Oleg serves as a bridge between the Ukrainian and French cultural milieu, because it was he who organized the first concerts of the Dakh Daughters in Paris several years ago. On February 24, Lucie Berelowitsch, director of the Préau, the national drama center of Normandy-Vire, contacted the director of the Dakh, Vlad Troitskyi, and each of the musicians of the Daughters to offer them a refuge and make the Préau available to the artists. Five of them work today in Normandy, another will join them after the American tour; the seventh, Tanya Havrylyuk, chose to stay in the country, with her family.

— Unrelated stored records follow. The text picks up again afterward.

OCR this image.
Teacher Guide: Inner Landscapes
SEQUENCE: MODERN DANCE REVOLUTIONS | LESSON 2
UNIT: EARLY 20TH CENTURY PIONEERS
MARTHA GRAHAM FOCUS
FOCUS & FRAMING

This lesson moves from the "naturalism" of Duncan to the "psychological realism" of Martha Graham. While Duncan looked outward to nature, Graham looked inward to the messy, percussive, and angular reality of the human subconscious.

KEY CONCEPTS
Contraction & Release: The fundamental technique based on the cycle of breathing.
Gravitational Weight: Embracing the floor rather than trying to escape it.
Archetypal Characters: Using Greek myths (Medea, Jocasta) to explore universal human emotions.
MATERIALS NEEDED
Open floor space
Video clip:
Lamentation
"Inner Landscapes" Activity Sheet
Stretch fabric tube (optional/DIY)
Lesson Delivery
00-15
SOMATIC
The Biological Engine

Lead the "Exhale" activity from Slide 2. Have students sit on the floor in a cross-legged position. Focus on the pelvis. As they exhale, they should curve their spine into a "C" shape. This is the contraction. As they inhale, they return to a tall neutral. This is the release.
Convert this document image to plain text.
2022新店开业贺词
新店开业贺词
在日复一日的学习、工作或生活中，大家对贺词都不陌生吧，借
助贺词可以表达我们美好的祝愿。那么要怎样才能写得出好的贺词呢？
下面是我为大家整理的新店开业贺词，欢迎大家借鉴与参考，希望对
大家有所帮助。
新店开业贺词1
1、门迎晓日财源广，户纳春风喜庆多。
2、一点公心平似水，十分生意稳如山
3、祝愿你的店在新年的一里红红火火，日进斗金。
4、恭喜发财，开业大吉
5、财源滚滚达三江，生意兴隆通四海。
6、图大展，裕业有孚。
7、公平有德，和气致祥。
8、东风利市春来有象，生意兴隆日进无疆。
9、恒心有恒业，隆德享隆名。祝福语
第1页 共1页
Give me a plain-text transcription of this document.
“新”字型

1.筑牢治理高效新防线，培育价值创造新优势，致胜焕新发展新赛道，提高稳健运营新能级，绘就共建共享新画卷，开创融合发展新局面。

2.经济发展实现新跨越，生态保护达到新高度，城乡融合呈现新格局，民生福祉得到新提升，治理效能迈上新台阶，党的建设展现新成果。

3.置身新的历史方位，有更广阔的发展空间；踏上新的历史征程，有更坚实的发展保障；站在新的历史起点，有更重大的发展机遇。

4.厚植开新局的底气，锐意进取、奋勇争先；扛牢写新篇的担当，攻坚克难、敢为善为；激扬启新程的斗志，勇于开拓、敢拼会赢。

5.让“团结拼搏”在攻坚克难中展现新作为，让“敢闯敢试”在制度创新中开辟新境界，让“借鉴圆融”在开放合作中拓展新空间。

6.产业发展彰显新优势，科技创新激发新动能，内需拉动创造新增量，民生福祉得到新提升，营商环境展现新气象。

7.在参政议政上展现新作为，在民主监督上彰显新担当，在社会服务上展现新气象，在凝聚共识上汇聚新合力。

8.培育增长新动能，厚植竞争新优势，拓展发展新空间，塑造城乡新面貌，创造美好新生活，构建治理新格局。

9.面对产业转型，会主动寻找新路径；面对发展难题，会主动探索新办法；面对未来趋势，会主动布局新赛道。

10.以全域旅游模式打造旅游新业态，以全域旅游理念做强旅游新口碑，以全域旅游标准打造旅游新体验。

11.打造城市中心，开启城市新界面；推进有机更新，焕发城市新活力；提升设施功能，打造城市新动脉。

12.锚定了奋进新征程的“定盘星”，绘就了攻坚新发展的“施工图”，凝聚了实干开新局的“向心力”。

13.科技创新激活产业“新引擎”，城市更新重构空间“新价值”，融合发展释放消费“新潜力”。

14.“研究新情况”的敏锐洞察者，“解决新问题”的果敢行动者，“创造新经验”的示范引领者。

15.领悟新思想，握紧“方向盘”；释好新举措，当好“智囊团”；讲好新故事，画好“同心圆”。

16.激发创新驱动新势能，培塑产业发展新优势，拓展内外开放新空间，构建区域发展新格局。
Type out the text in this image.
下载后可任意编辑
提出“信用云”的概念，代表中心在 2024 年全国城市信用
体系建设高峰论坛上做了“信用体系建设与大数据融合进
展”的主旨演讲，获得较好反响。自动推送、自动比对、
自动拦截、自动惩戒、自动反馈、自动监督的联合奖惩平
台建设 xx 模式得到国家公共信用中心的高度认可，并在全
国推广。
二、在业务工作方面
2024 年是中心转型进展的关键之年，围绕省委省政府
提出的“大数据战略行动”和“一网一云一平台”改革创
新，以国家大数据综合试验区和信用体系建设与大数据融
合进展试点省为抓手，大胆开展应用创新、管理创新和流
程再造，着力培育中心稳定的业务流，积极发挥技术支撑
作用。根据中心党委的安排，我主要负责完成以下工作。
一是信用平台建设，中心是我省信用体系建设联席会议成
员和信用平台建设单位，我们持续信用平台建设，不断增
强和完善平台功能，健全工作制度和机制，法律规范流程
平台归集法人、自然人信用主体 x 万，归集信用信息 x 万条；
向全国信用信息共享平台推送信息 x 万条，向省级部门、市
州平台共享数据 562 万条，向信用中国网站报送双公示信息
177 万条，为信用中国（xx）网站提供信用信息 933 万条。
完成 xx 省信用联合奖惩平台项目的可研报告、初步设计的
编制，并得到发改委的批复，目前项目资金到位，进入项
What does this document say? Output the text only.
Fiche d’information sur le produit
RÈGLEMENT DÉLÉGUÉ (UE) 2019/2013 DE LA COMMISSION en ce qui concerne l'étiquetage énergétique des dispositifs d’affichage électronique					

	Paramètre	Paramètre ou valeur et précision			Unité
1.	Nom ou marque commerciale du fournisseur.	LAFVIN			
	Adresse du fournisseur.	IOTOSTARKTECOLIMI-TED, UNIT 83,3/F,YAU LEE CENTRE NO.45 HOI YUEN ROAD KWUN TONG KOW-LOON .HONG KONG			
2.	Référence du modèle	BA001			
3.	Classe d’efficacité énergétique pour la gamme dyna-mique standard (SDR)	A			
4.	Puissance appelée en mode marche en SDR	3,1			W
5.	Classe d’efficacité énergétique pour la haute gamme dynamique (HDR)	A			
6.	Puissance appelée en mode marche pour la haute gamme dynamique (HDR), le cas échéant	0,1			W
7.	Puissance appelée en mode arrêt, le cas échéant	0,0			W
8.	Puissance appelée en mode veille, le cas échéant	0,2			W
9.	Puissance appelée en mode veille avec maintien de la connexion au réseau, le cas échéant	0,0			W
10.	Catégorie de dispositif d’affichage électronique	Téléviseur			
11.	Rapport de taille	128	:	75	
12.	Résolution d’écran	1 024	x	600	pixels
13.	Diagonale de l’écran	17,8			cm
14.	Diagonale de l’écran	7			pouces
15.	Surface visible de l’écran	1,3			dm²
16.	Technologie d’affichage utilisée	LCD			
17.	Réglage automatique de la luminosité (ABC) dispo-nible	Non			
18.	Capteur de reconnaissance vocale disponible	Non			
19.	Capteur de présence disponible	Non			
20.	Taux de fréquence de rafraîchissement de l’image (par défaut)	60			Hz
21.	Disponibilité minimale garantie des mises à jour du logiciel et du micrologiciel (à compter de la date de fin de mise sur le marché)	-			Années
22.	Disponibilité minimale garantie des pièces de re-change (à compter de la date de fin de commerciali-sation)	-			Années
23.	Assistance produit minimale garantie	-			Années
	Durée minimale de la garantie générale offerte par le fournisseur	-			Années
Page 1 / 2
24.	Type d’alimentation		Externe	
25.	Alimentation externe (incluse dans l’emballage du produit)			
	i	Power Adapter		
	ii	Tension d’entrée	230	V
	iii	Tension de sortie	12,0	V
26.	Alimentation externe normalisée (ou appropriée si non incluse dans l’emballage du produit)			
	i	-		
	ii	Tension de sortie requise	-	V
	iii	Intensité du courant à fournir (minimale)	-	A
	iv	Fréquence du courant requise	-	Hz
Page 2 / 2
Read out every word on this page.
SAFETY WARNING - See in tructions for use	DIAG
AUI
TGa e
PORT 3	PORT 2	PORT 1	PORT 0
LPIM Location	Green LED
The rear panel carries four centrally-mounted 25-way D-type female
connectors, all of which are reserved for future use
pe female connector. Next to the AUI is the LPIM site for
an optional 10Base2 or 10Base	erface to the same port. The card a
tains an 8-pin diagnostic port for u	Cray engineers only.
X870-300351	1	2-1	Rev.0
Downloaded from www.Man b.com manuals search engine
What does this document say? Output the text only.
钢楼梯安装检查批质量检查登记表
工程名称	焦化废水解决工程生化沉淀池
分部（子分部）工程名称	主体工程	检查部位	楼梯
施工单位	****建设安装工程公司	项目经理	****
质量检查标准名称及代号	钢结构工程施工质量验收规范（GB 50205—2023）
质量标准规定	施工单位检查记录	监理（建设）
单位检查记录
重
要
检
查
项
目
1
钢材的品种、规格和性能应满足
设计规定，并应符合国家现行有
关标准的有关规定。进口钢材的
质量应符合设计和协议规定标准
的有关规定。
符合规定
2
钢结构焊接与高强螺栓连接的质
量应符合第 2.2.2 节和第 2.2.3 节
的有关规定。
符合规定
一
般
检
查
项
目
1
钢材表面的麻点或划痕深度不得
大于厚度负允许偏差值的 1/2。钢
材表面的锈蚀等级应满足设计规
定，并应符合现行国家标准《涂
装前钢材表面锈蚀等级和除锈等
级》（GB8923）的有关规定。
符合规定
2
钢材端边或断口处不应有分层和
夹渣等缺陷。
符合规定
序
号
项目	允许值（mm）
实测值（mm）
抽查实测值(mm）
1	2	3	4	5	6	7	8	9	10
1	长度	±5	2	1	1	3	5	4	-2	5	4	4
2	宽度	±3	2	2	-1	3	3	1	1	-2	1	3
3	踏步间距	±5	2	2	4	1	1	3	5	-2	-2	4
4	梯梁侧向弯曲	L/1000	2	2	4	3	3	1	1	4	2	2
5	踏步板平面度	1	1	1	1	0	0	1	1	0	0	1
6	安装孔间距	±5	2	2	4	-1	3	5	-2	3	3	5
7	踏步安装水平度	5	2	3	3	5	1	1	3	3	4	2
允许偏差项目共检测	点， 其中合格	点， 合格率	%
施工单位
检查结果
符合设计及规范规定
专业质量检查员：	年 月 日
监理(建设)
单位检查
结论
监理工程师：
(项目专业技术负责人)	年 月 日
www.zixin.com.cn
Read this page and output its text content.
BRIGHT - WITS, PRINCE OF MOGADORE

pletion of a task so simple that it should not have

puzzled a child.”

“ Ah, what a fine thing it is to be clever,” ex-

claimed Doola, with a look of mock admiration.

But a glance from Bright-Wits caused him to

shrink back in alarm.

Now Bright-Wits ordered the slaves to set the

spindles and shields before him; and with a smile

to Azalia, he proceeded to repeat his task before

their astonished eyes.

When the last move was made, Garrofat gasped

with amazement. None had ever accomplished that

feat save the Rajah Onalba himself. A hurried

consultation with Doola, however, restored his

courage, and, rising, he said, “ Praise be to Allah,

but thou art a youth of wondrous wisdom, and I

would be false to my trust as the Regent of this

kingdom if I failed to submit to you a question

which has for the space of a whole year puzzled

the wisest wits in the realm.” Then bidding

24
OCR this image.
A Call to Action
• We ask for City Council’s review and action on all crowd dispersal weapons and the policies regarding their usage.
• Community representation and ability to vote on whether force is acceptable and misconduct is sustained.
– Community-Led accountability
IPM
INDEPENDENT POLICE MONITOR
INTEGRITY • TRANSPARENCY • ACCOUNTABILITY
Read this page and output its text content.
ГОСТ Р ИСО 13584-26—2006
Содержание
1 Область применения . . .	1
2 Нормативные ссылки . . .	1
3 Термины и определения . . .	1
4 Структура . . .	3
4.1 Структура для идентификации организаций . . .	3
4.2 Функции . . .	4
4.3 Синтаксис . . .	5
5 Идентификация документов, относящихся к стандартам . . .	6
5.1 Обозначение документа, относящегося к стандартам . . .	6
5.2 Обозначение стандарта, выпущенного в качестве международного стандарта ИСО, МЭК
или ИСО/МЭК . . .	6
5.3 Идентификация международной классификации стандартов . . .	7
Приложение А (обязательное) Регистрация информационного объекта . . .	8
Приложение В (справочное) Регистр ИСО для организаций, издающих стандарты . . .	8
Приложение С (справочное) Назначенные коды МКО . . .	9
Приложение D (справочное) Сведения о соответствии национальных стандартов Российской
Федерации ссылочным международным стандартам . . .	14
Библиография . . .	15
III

Bida’s parents did not want to leave their house. “Unfortunately, they live in temporarily occupied territory [par l’armée russe] in the south of the country, but fortunately the situation there is not as dire as it was in Boutcha, further north, or in Mariupol. It’s relative calm, but it must still be terrifying. »
“Help Ukraine”
“For me, it was a painful decision to leave Ukraine”, continues Natalka, holding back her tears and specifying that she wrote a text about it for Dance of Death, “even if it is a feeling difficult to describe in words. For each of us, it was a complex decision that we did not take lightly. We all left Ukraine at the same time, but not on the same path, each through different borders”.
“The main thing is that we are safe today and that we can legally practice our profession, be artists and talk about our lives. This feeling that we are not leaving Ukraine to take refuge, but to work, to be useful, to help Ukraine in a different way, it was important for all of us. Of course, we all feel guilty, as does every Ukrainian citizen who thinks he is not doing enough and wonders what more he could do. But all this work ahead of us and these projects that we are carrying out help us to lessen this feeling of guilt that inhabits us and convinces us that we are also defending Ukraine, in our own way. »
Dakh Daughters will be at FIMAV on May 19. The 38and edition of the festival takes place in Victoriaville from May 16 to 22.